Дочь орла | страница 96



— Да неужели? — Она закинула голову, глядя пристально ему в лицо. — Тебе пришлось бы бить меня каждый день. И дважды по воскресеньям. И то вряд ли бы я счала разумнее.

— Я никогда не бью мою лошадь. Как же я стану бить мою женщину? Я бы укротил тебя моим положением.

— Что ты говоришь о лошади? Ты позволяешь ей думать, что это она тебя укрощает; когда же она слушается тебя, то только потому, что сама этого хочет.

— Значит, ты думаешь, что ты укрощаешь меня?

— Даже если и так, разве я сознаюсь?

Наконец он улыбнулся. Она ответила ему счастливой улыбкой.

— С тобой можно сойти с ума, — сказал он.

Она радостно кивнула.

— Ты постоянно меняешься и все равно постоянно сводишь с ума.

— Очаровываю, — сказала она.

— Сводишь с ума.

Он поцеловал ее в подбородок и поднял ее на руки. Ему пришлось перевести дыхание. Он был силен, она была маленькая, но все же кое-что весила. Он покрепче подхватил ее и, не сгибаясь под тяжестью ноши, понес в постель.

После этого подвига и последовавших за ним ему потребовалось время, чтобы прийти в себя. Она уже встала, с огорчением услышав колокола, призывавшие горожан к вечерне. Он лежал в постели, по-прежнему немного стеснительный, несмотря на все их греховные забавы, а может быть, он просто мерз и поэтому натянул одеяло до подбородка. Она так ждала лета, чтобы со спокойной совестью не давать ему прятаться под одеялом.

Его поцелуй был горяч, и в нем оставалась неутоленность. Она поспешила уйти от искушения.

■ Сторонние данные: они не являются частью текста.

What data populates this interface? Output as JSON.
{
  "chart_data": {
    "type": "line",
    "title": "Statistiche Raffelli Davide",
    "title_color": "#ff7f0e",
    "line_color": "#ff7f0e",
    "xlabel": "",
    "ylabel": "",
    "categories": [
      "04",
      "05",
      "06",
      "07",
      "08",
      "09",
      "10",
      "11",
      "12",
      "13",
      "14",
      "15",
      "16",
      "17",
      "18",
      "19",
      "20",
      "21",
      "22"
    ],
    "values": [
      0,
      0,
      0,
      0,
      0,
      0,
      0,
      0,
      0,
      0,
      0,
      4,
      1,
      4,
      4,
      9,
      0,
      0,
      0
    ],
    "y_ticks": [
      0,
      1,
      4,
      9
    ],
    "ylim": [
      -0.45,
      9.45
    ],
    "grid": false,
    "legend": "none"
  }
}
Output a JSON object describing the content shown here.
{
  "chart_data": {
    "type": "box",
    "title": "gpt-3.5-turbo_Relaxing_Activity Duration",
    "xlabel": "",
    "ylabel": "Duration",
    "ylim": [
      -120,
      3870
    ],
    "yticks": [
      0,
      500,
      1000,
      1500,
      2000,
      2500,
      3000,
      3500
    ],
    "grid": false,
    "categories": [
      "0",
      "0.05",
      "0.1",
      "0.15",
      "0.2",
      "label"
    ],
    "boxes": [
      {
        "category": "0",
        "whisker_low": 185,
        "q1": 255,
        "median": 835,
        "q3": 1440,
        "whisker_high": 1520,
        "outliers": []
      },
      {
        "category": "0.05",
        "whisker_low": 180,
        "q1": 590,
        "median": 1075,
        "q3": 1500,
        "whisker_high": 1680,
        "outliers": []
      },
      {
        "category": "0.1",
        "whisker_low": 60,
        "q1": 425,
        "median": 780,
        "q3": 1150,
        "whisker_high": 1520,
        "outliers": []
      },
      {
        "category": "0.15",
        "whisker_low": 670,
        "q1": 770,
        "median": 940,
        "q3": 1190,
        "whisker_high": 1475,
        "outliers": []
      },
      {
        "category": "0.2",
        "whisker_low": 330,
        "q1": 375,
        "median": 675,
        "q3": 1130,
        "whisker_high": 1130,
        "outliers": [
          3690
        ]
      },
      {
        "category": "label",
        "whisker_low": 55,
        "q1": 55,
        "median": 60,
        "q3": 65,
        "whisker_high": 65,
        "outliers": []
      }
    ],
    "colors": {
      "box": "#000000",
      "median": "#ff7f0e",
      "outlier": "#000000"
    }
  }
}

Может быть, ее делало смелой выпитое вино; может быть, они стали слишком уверены в своем везении — ведь до сих пор никто ничего не заметил. Она поспешно вышла из дома, где оставила Исмаила, и сразу же налетела на мужчину, проходившего мимо. Она чуть не упала, но он подхватил ее и удержал на ногах, бормоча слова извинения.

Слова ответных извинений, готовые сорваться у нее с языка, от удивления она проглотила. Генрих Баварский, один, даже без пажа, чтобы нести его плащ, на узенькой кривой улице всматривался в ее лицо, как будто припоминая. Она молилась в душе, чтобы он ее не узнал. Плащ на ней был темный, но под ним она, глупая, оставила придворное платье. Исмаил его даже не заметил.

А проклятый Генрих заметил. Выражение растерянности на его лице сменилось живейшей радостью.

— Госпожа Аспасия! Тысяча извинений. Я шел, ничего не замечая, как бык на своем пути, и не видел вас. Все в порядке? Вы не ушиблись?

Она покачала головой. Он, очень большой и очень германский, нависал над ней в вечернем свете. Ему нечего было сказать, но он, как истый варвар, не мог идти своей дорогой, оставив ее в покое. Он торжественно повел ее к началу улицы, усадил на край колодца и стал рядом. Ей показалось, что в его глазах блеснула холодная насмешка. Или нет, это было что-то другое, отнюдь не холодное?